Enterprise Management Associates is back again after a year of absence, this time on a monthly basis. We've really missed your dialog and comments, and hopefully we’ve been missed as well. As before, this column will focus on network management trends as they fit into the bigger IT management landscape - focusing from time to time on application performance, or SLM versus BSM, or new approaches to asset management, or trends like CMDB adoption as they may affect the NOC.
But as an opening column, I'd like to target an area that has begun to haunt me, as well as some of our IT clients: What ever happened to network management?
This column idea was sparked by a query from an executive in operations working with EMA to try to figure out what a viable network management strategy should look like in 2008. This was not a naïve individual, but one who couldn’t sort out where to begin in planning to address network management in an environment so changed from what it had been even five years ago.
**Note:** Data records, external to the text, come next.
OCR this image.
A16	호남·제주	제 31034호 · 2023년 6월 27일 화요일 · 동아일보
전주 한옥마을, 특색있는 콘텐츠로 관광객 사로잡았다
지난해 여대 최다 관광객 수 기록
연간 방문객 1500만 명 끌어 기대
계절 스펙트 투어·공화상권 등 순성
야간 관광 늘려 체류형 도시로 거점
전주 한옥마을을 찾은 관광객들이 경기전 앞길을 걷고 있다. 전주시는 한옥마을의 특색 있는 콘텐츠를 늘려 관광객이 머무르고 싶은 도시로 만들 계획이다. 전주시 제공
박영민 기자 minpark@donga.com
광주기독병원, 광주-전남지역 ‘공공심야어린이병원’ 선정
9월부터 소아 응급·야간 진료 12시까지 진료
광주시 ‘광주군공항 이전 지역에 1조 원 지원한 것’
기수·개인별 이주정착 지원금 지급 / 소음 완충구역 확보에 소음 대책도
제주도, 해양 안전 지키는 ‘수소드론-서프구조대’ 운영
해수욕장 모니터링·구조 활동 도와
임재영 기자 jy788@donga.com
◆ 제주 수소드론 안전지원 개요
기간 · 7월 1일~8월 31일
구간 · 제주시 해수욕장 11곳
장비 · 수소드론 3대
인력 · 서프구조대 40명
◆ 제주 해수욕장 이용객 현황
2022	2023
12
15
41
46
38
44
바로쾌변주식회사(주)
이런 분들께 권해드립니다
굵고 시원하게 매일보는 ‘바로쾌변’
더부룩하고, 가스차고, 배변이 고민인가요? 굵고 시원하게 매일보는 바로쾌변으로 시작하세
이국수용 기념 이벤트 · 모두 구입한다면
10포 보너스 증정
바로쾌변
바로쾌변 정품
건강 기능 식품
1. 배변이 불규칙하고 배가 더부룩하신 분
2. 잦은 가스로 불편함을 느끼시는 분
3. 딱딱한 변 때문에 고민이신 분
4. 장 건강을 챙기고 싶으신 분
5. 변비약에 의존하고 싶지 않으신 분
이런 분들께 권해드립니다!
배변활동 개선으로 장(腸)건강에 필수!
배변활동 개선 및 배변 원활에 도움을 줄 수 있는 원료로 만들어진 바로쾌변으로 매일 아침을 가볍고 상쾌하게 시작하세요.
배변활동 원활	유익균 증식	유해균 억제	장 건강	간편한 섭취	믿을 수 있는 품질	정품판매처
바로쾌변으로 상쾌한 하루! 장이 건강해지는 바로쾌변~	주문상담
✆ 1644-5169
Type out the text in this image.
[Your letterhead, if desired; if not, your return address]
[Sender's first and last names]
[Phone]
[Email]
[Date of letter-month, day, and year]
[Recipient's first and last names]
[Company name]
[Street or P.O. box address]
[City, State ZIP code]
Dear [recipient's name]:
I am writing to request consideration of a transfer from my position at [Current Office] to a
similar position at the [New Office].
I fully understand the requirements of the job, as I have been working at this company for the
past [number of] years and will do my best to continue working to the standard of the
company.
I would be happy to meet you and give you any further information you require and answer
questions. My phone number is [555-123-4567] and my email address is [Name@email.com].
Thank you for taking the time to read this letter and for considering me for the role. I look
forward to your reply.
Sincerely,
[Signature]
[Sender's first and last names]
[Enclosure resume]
Let’s just start by looking at the obvious marketplace phenomena. Five years ago, when many of us thought of network management, we looked at companies like SMARTS, Micromuse, Aprisma (Spectrum) and Concord as good places to begin. While there were many other significant companies out there, these brands were very much at the center of what defined the network management marketplace, along of course with HP.
But just in case you’ve been stranded in the Pacific for the last half decade, SMARTS was acquired by EMC late in 2004, CA acquired Aprisma and Concord (after Concord acquired Aprisma) in 2005, and Micromuse was acquired by IBM in 2005. Last year Quest acquired Magnum Technologies, a much smaller but still ‘core” brand in network management. This leaves other small players in the event management area such as Entuity, CITTIO and Monolith, as well as more mid-market and SMB offerings such as Solar Winds and Ipswitch. Yet for the most part these vendors are overshadowed by enterprise brands in which the role of network management has become, to be blunt, problematic. In many of these platforms, politics have gotten in the way of effective integration, leaving network management and its potentially transcendent technologies (analytics, discovery, etc.) in a virtual limbo between foundation and stepchild.